Coastal areas are among the most sensitive and most precious areas on the planet Earth. 20 percent of the world population live in the 25 km distance and 39 percent live in the 100 km from the sea. It is expected that by the year 2025 this figure will be close to two third of the world population (Pruett & Cimino, 2000).
The economical importance of the sea and coastal areas because of ports, shipping of goods, fisheries, oil and gas reserves, etc. does not need explanation. For example, 11.8 percent of the oil and 25 percent of the gas reserves of the world are located in the coastal areas.

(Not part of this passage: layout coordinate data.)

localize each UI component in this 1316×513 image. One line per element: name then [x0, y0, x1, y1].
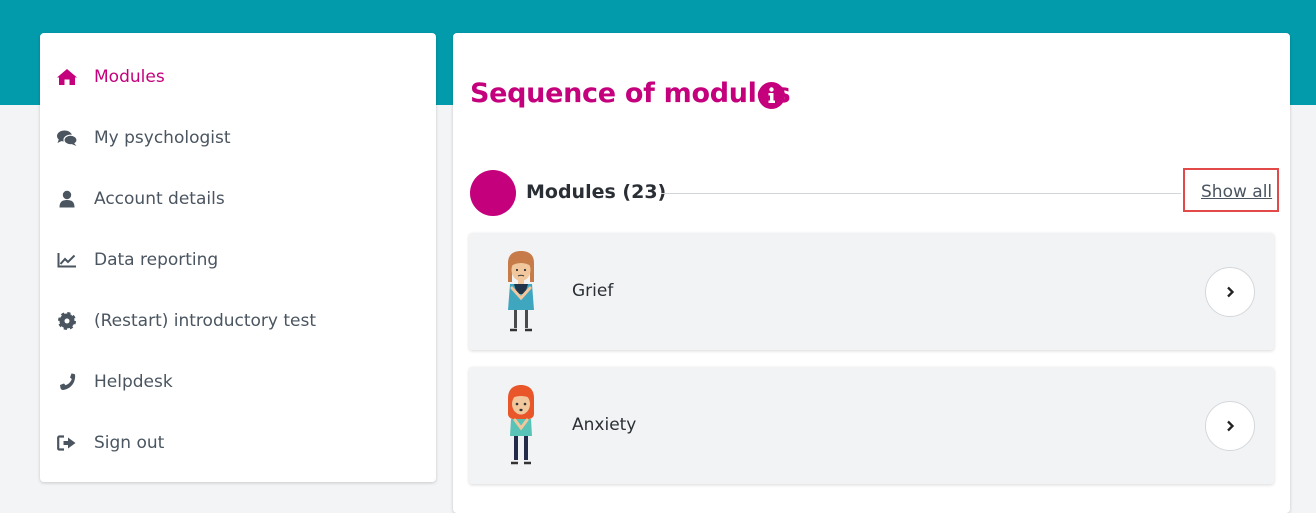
sidebar-item-account-details[interactable]: Account details	[40, 179, 436, 219]
line-chart-icon	[56, 250, 78, 270]
phone-icon	[56, 372, 78, 392]
sidebar-item-label: Data reporting	[94, 250, 219, 270]
show-all-link[interactable]: Show all	[1201, 182, 1272, 202]
sidebar-item-helpdesk[interactable]: Helpdesk	[40, 362, 436, 402]
module-name: Anxiety	[572, 415, 637, 435]
sidebar-item-label: Modules	[94, 67, 165, 87]
sidebar-item-data-reporting[interactable]: Data reporting	[40, 240, 436, 280]
chevron-right-icon	[1225, 417, 1235, 436]
sidebar-item-label: My psychologist	[94, 128, 231, 148]
open-module-button[interactable]	[1205, 267, 1255, 317]
module-card-grief[interactable]: Grief	[469, 233, 1274, 350]
divider	[661, 193, 1181, 194]
person-illustration	[499, 250, 543, 332]
info-icon[interactable]	[757, 81, 786, 110]
sidebar-item-modules[interactable]: Modules	[40, 57, 436, 97]
sidebar-item-restart-introductory-test[interactable]: (Restart) introductory test	[40, 301, 436, 341]
user-icon	[56, 189, 78, 209]
person-illustration	[499, 384, 543, 466]
sidebar-item-label: Account details	[94, 189, 225, 209]
page-title: Sequence of modules	[470, 78, 791, 109]
sidebar: Modules My psychologist Account details …	[40, 33, 436, 482]
sidebar-item-sign-out[interactable]: Sign out	[40, 423, 436, 463]
section-title: Modules (23)	[526, 181, 667, 203]
chevron-right-icon	[1225, 283, 1235, 302]
sign-out-icon	[56, 433, 78, 453]
chat-icon	[56, 128, 78, 148]
home-icon	[56, 67, 78, 87]
module-card-anxiety[interactable]: Anxiety	[469, 367, 1274, 484]
sidebar-item-label: Helpdesk	[94, 372, 173, 392]
open-module-button[interactable]	[1205, 401, 1255, 451]
section-icon	[470, 170, 516, 216]
sidebar-item-my-psychologist[interactable]: My psychologist	[40, 118, 436, 158]
module-name: Grief	[572, 281, 614, 301]
main-panel: Sequence of modules Modules (23) Show al…	[453, 33, 1290, 513]
sidebar-item-label: Sign out	[94, 433, 165, 453]
sidebar-item-label: (Restart) introductory test	[94, 311, 317, 331]
gear-icon	[56, 311, 78, 331]
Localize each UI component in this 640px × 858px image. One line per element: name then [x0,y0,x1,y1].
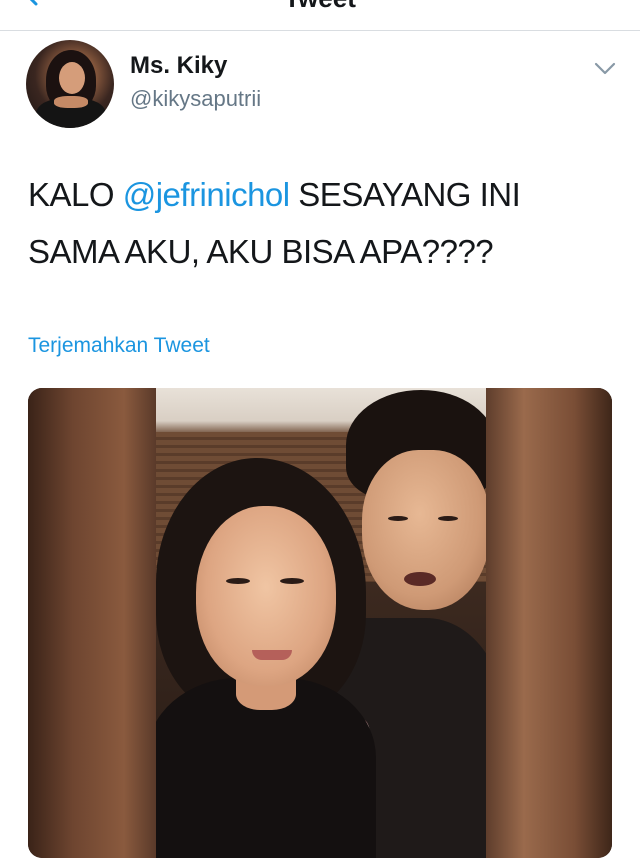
woman-eye-left [226,578,250,584]
video-media[interactable] [28,388,612,858]
tweet-text-start: KALO [28,176,123,213]
author-handle[interactable]: @kikysaputrii [130,86,261,112]
avatar[interactable] [26,40,114,128]
tweet-text: KALO @jefrinichol SESAYANG INI SAMA AKU,… [28,166,618,280]
man-face [362,450,486,610]
avatar-shoulder [54,96,88,108]
tweet-header: Ms. Kiky @kikysaputrii [26,40,626,130]
video-frame [156,388,486,858]
navigation-bar: Tweet [0,0,640,31]
woman-mouth [252,650,292,660]
man-mouth [404,572,436,586]
mention-link[interactable]: @jefrinichol [123,176,290,213]
avatar-face [59,62,85,94]
chevron-down-icon[interactable] [594,62,616,76]
man-eye-right [438,516,458,521]
page-title: Tweet [0,0,640,11]
video-blur-right [486,388,612,858]
author-display-name[interactable]: Ms. Kiky [130,52,227,80]
video-blur-left [28,388,156,858]
translate-tweet-link[interactable]: Terjemahkan Tweet [28,334,210,358]
woman-eye-right [280,578,304,584]
man-eye-left [388,516,408,521]
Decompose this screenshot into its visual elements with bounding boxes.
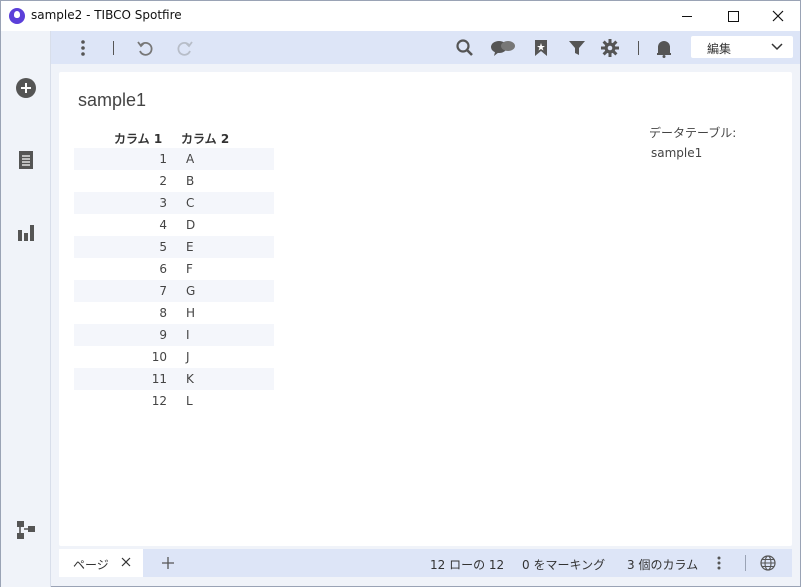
toolbar-divider: [113, 41, 114, 55]
filter-icon[interactable]: [567, 38, 587, 58]
table-cell: D: [186, 218, 196, 232]
table-row[interactable]: 6F: [74, 258, 274, 280]
column-count-status: 3 個のカラム: [627, 558, 699, 572]
table-cell: 12: [151, 394, 167, 408]
bookmarks-icon[interactable]: [531, 38, 551, 58]
data-table-name: sample1: [651, 146, 703, 160]
row-count-status: 12 ローの 12: [430, 558, 505, 572]
data-canvas-icon[interactable]: [15, 519, 37, 541]
table-cell: A: [186, 152, 195, 166]
column-header[interactable]: カラム 2: [181, 130, 229, 147]
close-icon: [772, 10, 784, 22]
table-visualization[interactable]: カラム 1 カラム 2 1 A 2 B 3 C 4 D 5 E 6 F 7 G 8 H 9 I 10 J 11 K 12 L: [74, 126, 274, 412]
close-window-button[interactable]: [755, 1, 801, 31]
table-cell: 6: [159, 262, 167, 276]
page-canvas: sample1 カラム 1 カラム 2 1 A 2 B 3 C 4 D 5 E 6 F 7 G 8 H 9 I 10…: [59, 72, 792, 546]
status-bar: ページ 12 ローの 12 0 をマーキング 3 個のカラム: [59, 549, 792, 577]
maximize-button[interactable]: [710, 1, 756, 31]
minimize-button[interactable]: [664, 1, 710, 31]
table-cell: 4: [159, 218, 167, 232]
table-cell: 8: [159, 306, 167, 320]
table-row[interactable]: 11 K: [74, 368, 274, 390]
globe-icon[interactable]: [760, 555, 776, 571]
table-cell: J: [186, 350, 190, 364]
visualization-types-icon[interactable]: [15, 221, 37, 243]
add-data-icon[interactable]: [15, 77, 37, 99]
more-options-icon[interactable]: [73, 38, 93, 58]
mode-label: 編集: [707, 42, 732, 56]
table-cell: 3: [159, 196, 167, 210]
table-cell: H: [186, 306, 196, 320]
toolbar-divider: [638, 41, 639, 55]
table-row[interactable]: 1A: [74, 148, 274, 170]
redo-icon[interactable]: [175, 38, 195, 58]
table-cell: 9: [159, 328, 167, 342]
table-row[interactable]: 7G: [74, 280, 274, 302]
more-options-icon[interactable]: [715, 556, 723, 570]
search-icon[interactable]: [455, 38, 475, 58]
table-cell: G: [186, 284, 196, 298]
app-window: sample2 - TIBCO Spotfire 編集 sample1 カラム …: [0, 0, 801, 587]
chevron-down-icon: [771, 43, 783, 51]
settings-gear-icon[interactable]: [600, 38, 620, 58]
table-cell: K: [186, 372, 194, 386]
spotfire-logo-icon: [9, 8, 25, 24]
data-table-label: データテーブル:: [649, 126, 737, 140]
column-header[interactable]: カラム 1: [114, 130, 162, 147]
table-cell: I: [186, 328, 190, 342]
page-tab-label: ページ: [73, 558, 109, 572]
undo-icon[interactable]: [135, 38, 155, 58]
table-row[interactable]: 8H: [74, 302, 274, 324]
table-cell: 7: [159, 284, 167, 298]
table-cell: F: [186, 262, 193, 276]
page-tab[interactable]: ページ: [59, 549, 143, 577]
toolbar: 編集: [51, 31, 800, 64]
table-cell: 2: [159, 174, 167, 188]
table-row[interactable]: 4D: [74, 214, 274, 236]
authoring-mode-dropdown[interactable]: 編集: [691, 36, 793, 58]
table-cell: 5: [159, 240, 167, 254]
add-page-icon[interactable]: [161, 556, 175, 570]
table-row[interactable]: 2B: [74, 170, 274, 192]
window-title: sample2 - TIBCO Spotfire: [31, 8, 182, 22]
table-body: 1 A 2 B 3 C 4 D 5 E 6 F 7 G 8 H 9 I 10 J 11 K 12 L: [74, 148, 274, 412]
table-cell: C: [186, 196, 195, 210]
table-cell: 10: [151, 350, 167, 364]
table-header: カラム 1 カラム 2: [74, 126, 274, 148]
notifications-bell-icon[interactable]: [654, 38, 674, 58]
status-divider: [745, 555, 746, 571]
table-cell: 11: [151, 372, 167, 386]
files-and-data-icon[interactable]: [15, 149, 37, 171]
title-bar: sample2 - TIBCO Spotfire: [1, 1, 800, 31]
table-row[interactable]: 10 J: [74, 346, 274, 368]
table-cell: E: [186, 240, 194, 254]
table-cell: L: [186, 394, 193, 408]
visualization-title: sample1: [78, 90, 147, 110]
table-row[interactable]: 5E: [74, 236, 274, 258]
left-rail: [1, 31, 51, 587]
table-row[interactable]: 3C: [74, 192, 274, 214]
table-row[interactable]: 9I: [74, 324, 274, 346]
table-cell: 1: [159, 152, 167, 166]
marking-status: 0 をマーキング: [522, 558, 606, 572]
close-tab-icon[interactable]: [121, 557, 131, 567]
collaboration-icon[interactable]: [490, 38, 516, 58]
table-row[interactable]: 12 L: [74, 390, 274, 412]
table-cell: B: [186, 174, 195, 188]
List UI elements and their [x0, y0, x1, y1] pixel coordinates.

World Resource Institute (1995) estimated that the coastal ecosystems around the world to worth 12x1012 $, while the total value of the global products per year are estimated to be around 33x1012 $ (Costanza et al, 1997). The environmental importance of the coastal areas are due to existence of a very large diversity in marine and terrestrial biotypes along the protected habitats at the coastal zone such as coral reefs, mangrove forests, see grass, etc. On the other hand, the political and strategic issues related to the sea and the coastal areas have increased the importance of these areas. Fisheries and sea food are another important aspects of the sea because they have always been among the main sources of nutrition of the human being.
Despite all the important issues mentioned above, the 20th century has been witnessing the gradual deterioration of the natural resources, increasing the amount of pollution, and different kinds of over-exploitation that endangered the coastal areas.